Aquestive’s total revenue declined 5.4% year-over-year to $12.81 million in Q3 2025. Manufacturing and supply revenue rose to $11.5 million, driven by growth in Sympazan and Suboxone. However, co-development and research fees dropped 38.6% to $0.3 million, and license and royalty revenue fell 52% to $1.04 million. The company attributed the overall revenue decline to the phasing out of legacy products and competitive pressures.
Earnings/Net Income
The net loss deepened to $0.14 per share in Q3 2025, a 7.7% widening from the $0.13 per share loss in Q3 2024. Total losses increased to $15.45 million, reflecting higher operating expenses and lower revenue. The EPS performance underscored the company’s ongoing financial strain as it invests in regulatory and commercial readiness for Anaphylm.
Post-Earnings Price Action Review
Following the earnings release, AQST’s stock price edged down 1.32% on the day, declined 7.41% in the week, and gained 0.50% month-to-date. The mixed performance reflected investor caution around the widening losses despite positive regulatory developments.
CEO Commentary
Daniel Barber emphasized Anaphylm’s progress, with the NDA on track for the January 31, 2026 PDUFA date and preparations for a Q1 2026 U.S. launch.

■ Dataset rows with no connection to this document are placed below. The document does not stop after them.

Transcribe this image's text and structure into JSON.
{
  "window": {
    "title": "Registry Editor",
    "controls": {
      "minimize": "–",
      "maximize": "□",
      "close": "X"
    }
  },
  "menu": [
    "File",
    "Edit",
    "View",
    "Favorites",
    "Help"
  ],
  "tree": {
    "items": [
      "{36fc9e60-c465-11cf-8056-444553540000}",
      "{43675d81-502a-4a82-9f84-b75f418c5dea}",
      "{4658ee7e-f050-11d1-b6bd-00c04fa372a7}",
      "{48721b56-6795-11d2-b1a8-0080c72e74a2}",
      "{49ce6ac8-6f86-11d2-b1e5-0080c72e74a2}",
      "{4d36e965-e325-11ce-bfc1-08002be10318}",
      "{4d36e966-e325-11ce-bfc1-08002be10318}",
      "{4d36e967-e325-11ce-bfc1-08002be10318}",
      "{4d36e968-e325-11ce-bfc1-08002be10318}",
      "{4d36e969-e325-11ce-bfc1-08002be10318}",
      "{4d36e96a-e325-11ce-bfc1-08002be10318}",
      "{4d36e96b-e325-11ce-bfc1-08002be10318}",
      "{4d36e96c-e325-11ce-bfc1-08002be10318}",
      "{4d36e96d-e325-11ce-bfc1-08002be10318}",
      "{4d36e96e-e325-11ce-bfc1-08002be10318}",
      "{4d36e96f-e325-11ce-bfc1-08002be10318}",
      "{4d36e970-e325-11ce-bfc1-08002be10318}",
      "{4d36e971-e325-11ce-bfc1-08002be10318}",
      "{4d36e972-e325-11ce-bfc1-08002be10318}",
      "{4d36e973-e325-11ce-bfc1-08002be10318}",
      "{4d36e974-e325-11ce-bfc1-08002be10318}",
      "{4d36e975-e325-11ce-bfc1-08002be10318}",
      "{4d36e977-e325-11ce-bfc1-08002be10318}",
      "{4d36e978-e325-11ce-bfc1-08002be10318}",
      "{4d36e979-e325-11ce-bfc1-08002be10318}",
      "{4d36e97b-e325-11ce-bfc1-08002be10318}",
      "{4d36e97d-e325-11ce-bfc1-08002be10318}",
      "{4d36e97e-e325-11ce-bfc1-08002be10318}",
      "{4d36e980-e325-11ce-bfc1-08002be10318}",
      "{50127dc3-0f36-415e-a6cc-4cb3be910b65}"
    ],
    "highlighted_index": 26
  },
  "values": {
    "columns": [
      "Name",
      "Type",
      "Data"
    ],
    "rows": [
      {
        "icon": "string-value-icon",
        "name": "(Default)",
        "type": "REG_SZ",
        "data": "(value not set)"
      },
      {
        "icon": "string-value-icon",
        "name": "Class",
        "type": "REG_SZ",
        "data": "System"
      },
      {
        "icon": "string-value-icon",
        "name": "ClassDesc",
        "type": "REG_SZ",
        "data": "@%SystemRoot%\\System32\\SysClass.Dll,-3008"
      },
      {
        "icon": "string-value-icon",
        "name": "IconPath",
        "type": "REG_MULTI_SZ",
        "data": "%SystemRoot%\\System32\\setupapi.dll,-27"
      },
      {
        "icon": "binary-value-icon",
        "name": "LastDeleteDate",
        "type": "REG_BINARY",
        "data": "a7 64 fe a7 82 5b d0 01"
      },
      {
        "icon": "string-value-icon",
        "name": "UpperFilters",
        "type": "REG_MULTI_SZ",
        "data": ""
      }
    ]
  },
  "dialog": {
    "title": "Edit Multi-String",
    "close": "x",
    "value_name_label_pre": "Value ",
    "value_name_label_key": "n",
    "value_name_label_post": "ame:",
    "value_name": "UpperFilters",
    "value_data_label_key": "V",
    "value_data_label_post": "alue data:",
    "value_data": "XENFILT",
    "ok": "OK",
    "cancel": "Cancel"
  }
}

He also highlighted expanded patent protection for Anaphylm through 2037, global regulatory advancements, and strategic equity financing. The CEO expressed confidence in the company’s ability to execute its mission despite near-term financial challenges.
Guidance
Aquestive provided full-year 2025 guidance of $44–$50 million in revenue and a non-GAAP adjusted EBITDA loss of $47–$51 million. The company reiterated its PDUFA goal date for Anaphylm and outlined plans to submit an IND for AQST-108 in Q4 2025, with clinical trials expected in H1 2026.
Additional News
Aquestive announced leadership changes to support its growth strategy, appointing Matthew Davis, M.D., RPh, as Chief Development Officer, and Gary Slatko, M.D., as interim Chief Medical Officer. The company also expanded its patent estate for Anaphylm with two new patents extending protection through 2037. These moves aim to bolster regulatory readiness and long-term commercial potential.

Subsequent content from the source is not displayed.